The scenario logic is also seemingly saved on swappable Smart Tags that snap into the center of the brick. Tap on a tag and the brick becomes a starship, an animal, or a race car with lights and sounds specially tailored for each. Lego reps highlighted the intuitive nature of play — build first, snap a tag, and dive right in. They did not specify how long the device’s battery will last or how long it will take to charge, or whether each theme requires its own tag, all of which could determine how easily families can grow a collection.
‘Star Wars’ Sets Headline the Smart Play Launch Lineup
To kick off Smart Play, Lego is relying on its ultimate crowd-pleaser. The new releases include a TIE Fighter with Darth Vader, an X‑Wing with Luke Skywalker, and an Emperor’s Throne Room scene for lightsaber duels. In real life, though, the TIE Fighter color cycle sold the fantasy: warm reds during attack runs; cooler tones at idle; reactive blasts when another smart build moved into range.
It’s a tried, tested Lego formula — pair an iconic license with new tech — but the execution is unlike app‑heavy approaches of yore. The audio and light are on‑brick, the interactions are between physical things, and the only “setup” I saw was a tag insertion and a shake to wake.

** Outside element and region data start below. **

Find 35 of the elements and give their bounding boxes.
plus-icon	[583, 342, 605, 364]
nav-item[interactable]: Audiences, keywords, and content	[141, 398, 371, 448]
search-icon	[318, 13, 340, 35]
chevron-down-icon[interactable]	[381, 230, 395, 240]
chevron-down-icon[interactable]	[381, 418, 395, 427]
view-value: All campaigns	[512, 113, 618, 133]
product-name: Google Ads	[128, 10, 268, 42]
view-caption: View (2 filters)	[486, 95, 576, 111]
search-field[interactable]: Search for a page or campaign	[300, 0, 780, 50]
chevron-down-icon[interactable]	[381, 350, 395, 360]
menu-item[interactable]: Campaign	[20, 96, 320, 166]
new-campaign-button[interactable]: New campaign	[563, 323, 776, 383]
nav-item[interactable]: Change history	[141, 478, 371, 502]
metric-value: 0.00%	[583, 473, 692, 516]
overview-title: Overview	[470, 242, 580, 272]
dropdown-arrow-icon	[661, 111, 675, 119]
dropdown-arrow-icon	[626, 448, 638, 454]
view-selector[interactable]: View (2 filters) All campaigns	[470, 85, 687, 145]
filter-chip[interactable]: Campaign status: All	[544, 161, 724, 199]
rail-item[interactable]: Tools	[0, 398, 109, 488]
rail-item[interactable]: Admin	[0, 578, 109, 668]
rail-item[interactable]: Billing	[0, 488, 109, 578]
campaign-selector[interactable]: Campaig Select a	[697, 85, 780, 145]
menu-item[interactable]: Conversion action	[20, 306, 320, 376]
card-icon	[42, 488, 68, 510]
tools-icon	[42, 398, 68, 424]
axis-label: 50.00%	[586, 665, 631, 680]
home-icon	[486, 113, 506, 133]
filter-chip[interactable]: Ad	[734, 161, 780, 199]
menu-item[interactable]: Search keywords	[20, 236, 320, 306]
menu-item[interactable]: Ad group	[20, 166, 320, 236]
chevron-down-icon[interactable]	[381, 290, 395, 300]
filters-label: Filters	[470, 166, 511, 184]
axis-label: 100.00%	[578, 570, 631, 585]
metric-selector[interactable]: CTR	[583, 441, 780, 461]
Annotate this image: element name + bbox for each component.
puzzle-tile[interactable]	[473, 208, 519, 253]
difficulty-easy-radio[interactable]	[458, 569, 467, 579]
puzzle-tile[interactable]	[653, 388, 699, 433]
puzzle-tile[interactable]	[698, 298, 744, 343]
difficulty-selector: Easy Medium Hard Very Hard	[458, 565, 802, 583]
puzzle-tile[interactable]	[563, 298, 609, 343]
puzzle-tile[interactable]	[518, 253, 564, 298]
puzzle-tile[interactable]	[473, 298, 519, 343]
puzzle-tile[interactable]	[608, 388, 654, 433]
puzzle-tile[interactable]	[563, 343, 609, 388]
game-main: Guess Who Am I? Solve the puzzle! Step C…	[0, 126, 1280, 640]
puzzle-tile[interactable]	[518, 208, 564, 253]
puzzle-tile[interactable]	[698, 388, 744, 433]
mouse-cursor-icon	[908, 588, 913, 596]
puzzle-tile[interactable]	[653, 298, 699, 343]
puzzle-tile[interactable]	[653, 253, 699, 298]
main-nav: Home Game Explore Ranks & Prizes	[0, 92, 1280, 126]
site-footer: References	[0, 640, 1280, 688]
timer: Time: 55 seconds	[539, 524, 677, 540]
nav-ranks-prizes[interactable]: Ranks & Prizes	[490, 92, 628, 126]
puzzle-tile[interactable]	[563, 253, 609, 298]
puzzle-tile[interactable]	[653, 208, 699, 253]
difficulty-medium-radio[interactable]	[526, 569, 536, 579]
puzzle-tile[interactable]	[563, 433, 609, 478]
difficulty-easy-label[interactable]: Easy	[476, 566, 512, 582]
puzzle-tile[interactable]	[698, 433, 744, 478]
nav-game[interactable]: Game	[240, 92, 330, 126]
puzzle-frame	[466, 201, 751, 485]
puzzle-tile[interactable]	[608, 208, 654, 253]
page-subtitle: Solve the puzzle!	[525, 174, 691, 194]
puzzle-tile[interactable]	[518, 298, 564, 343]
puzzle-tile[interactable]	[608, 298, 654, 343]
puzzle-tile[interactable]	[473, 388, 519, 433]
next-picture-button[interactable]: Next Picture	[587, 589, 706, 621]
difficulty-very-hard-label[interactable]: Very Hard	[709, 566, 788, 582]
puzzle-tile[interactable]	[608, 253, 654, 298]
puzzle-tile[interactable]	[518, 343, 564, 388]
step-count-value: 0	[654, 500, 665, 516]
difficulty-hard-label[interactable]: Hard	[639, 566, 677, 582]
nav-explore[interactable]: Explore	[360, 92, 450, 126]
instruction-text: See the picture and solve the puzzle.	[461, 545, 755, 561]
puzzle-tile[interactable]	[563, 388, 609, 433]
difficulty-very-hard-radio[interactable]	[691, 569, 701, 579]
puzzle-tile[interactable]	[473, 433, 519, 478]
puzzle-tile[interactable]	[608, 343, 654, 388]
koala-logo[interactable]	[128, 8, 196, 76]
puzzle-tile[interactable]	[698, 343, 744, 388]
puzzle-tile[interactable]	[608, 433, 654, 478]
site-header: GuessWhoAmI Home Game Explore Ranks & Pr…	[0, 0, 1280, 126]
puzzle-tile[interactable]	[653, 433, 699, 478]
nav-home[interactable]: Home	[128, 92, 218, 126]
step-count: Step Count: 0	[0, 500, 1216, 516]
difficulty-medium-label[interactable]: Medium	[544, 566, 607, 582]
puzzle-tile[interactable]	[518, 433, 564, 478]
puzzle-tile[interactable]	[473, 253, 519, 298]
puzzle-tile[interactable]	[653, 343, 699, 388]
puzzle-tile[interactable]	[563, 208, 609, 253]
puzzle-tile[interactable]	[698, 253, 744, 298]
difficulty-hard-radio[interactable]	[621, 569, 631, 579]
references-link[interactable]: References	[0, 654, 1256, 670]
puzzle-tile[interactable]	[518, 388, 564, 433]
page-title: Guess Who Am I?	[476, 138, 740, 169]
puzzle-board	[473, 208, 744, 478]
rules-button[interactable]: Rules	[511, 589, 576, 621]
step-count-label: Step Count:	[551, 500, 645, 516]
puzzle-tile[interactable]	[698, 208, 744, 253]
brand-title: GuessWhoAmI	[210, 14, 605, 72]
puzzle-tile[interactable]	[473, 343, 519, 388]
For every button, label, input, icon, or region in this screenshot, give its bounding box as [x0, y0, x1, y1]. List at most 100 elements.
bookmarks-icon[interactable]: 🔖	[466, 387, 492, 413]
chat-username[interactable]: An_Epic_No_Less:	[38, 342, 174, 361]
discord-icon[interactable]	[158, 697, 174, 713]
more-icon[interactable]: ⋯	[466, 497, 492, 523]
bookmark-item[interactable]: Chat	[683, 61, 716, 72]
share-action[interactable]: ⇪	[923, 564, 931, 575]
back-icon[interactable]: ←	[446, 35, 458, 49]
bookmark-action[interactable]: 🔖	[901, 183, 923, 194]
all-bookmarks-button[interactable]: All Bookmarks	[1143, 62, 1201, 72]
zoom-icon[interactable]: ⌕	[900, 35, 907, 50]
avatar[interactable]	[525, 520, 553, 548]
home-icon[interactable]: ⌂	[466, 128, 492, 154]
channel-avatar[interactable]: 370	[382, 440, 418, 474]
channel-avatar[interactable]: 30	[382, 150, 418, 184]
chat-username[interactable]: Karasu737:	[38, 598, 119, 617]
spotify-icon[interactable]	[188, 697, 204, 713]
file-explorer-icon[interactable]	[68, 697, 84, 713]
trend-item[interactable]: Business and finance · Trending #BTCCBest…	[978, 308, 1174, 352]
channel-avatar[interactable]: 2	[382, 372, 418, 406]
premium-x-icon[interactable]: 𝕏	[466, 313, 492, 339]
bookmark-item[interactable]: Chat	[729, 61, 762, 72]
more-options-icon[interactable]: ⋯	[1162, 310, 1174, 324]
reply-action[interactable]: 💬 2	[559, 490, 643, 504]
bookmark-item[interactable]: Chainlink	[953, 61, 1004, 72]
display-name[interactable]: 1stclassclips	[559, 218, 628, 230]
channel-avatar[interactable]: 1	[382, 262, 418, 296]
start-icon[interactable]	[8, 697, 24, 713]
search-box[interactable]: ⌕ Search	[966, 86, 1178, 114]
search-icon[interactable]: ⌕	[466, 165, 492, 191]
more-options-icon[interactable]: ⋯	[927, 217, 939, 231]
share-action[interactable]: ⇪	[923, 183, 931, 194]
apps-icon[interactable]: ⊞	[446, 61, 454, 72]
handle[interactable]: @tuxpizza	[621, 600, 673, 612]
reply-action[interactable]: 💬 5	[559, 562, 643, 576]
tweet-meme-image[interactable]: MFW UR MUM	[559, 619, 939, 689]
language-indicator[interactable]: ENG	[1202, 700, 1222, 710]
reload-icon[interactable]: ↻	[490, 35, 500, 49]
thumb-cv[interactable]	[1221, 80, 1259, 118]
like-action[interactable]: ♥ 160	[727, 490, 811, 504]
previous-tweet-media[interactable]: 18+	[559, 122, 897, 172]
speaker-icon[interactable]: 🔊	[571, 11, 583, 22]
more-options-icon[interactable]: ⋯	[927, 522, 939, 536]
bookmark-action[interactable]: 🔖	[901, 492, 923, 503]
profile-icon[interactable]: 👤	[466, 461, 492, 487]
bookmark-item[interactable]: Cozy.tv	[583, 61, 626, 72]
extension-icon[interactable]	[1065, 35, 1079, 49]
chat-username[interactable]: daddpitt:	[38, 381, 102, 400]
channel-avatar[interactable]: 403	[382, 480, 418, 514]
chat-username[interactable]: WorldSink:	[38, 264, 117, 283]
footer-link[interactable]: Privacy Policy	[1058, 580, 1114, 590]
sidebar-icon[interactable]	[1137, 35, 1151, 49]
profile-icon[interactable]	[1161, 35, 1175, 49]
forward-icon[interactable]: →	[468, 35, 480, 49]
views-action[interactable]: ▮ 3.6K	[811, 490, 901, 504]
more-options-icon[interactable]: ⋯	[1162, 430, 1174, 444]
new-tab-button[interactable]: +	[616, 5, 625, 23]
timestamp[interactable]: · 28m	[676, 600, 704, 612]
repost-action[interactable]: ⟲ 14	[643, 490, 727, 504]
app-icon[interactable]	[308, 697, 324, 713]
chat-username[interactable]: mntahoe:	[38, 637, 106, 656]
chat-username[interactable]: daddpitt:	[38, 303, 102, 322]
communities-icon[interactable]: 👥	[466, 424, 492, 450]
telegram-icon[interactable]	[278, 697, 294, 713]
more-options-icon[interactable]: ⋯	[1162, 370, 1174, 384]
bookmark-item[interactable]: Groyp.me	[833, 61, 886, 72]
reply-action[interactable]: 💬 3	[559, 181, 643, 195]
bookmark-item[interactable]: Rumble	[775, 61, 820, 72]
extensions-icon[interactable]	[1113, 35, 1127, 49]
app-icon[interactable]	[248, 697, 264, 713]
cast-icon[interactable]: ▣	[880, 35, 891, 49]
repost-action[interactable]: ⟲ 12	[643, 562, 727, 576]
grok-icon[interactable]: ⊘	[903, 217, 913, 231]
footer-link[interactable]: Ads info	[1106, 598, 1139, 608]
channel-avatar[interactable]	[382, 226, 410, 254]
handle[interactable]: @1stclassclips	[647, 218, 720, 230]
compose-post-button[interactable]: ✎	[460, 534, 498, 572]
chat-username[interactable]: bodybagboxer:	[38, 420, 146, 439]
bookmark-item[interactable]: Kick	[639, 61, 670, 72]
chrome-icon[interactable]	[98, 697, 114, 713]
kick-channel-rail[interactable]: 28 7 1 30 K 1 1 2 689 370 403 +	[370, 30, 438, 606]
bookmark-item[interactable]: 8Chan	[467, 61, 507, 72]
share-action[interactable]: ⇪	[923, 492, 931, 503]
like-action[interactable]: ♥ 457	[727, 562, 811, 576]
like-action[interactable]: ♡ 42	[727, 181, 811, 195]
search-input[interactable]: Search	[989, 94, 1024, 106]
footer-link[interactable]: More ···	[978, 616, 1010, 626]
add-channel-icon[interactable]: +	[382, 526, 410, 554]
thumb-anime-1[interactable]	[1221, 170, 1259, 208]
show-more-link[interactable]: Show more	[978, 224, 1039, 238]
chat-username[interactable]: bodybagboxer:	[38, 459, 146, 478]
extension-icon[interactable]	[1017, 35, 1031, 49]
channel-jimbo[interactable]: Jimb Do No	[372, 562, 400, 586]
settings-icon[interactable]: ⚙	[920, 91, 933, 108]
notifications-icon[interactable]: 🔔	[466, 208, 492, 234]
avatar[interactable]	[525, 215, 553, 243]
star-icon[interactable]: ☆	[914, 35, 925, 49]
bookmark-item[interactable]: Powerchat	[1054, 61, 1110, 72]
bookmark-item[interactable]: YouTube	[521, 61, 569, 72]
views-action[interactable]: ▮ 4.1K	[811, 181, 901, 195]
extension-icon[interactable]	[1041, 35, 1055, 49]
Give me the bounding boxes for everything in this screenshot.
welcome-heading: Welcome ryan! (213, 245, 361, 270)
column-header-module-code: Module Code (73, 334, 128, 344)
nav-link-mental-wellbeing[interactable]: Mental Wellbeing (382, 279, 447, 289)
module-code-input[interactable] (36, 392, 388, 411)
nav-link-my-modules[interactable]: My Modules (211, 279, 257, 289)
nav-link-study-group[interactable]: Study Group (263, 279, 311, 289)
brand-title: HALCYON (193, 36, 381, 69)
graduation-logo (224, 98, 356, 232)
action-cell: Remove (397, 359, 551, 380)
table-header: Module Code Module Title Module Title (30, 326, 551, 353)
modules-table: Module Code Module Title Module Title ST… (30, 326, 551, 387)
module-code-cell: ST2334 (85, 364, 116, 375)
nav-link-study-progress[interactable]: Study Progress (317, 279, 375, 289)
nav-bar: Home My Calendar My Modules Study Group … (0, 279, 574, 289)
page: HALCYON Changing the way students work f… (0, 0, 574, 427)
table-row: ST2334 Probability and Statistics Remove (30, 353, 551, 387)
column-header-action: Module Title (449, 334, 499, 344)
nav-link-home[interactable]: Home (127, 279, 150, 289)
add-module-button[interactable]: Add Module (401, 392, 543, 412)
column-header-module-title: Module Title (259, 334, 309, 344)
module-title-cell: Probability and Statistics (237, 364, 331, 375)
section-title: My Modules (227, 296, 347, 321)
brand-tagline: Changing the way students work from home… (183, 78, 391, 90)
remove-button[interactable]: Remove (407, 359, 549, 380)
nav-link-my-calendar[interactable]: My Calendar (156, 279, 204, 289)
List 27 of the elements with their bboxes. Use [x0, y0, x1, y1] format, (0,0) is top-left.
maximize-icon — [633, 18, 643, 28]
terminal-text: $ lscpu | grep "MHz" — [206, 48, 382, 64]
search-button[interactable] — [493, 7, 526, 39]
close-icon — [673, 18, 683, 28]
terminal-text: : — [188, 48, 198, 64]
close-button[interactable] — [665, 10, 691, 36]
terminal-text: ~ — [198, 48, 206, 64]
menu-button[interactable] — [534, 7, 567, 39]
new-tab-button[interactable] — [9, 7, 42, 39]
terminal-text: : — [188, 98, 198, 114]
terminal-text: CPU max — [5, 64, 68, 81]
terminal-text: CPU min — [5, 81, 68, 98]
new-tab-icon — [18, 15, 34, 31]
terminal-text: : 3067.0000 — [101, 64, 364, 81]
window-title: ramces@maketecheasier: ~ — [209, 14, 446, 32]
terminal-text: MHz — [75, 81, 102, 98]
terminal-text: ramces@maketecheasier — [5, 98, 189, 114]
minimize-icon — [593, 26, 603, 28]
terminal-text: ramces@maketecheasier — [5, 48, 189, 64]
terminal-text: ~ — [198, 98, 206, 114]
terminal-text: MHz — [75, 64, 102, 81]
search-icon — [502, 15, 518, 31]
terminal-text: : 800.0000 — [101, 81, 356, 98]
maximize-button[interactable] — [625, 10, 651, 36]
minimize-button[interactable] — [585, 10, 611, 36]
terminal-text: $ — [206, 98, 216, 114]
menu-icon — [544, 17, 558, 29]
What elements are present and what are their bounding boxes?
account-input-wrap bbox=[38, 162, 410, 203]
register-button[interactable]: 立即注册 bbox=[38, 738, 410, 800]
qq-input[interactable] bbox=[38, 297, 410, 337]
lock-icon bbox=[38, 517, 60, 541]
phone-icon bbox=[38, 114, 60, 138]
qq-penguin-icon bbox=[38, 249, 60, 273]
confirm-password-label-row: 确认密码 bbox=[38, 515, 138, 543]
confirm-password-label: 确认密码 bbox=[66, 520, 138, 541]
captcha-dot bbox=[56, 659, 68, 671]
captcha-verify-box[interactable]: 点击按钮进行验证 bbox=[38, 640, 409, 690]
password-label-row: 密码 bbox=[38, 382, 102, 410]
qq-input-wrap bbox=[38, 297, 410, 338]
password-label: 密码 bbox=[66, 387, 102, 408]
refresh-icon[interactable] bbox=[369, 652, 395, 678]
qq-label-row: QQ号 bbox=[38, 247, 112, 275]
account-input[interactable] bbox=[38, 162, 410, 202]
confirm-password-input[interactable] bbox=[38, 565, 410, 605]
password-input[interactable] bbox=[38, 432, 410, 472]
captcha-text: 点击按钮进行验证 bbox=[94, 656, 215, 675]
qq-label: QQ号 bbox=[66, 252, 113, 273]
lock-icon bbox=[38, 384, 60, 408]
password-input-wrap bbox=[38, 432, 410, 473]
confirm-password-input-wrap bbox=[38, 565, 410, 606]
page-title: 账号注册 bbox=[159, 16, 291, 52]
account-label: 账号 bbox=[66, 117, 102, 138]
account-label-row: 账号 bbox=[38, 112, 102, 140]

Why This Screen-Free Approach to Play Matters
Interactive Lego remains nothing new — think Lego Super Mario or the now-retired Mindstorms line — but Smart Play has broken through by cutting screens out of the loop. That’s smart strategy. General U.S. toy sales dropped 8% year over year recently, according to Circana, and categories that continue to engage kids without subjecting them to additional screen time have been more resilient. By making blocks themselves expressive, Lego can maintain the open-ended vibe of building while folding in cause‑and‑effect learning that educators dismissively drape under STEM.
It also aligns with the larger CES storyline of “ambient computing” — in which technology falls into the background. (The trade group Consumer Technology Association reports the show typically draws around 170,000 people.) In the family tech corner, meanwhile, the focus has moved away from app demos into hands-on experiences you can grab in seconds. Smart Play felt in line with that tendency: accessible, modular, and immediately legible to kids as well as grown-ups.
Open Questions Before Smart Play’s Official Launch
Three unknowns will fuel or kill momentum.
- First, price: Families will want to know if Smart Bricks and tags are bundled with, let’s call it, “hardware,” or sold à la carte — and how many they’ll need for meaningful play.
- Second, power: Battery life, ease of recharging, and durability (playing the kitchen-table drop test) are all important factors for toys that flash and squall.
- Third, use of other elements: Will Smart Play “work” with Powered Up motors, or is it entirely its own ecosystem? Lego didn’t say.
But even with those caveats, the on‑floor experience was compelling. The TIE Fighter’s flashing lighting and laser sound effects went a long way to breathing new life into a heavily played starship, and the tag system looks simple enough for kids to be able to run their own battles without requiring adult intervention. If Lego can get pricing and longevity right, Smart Play could become the company’s most accessible bridge between bricks and electronics since Power Functions.
I’ll be curious to see how deep the scenarios go when review units turn up—particularly whether or not cooperative play scales beyond two or three builds. For now, consider it a promising first sortie from an interface that transforms classic studs into living props, tablet not required.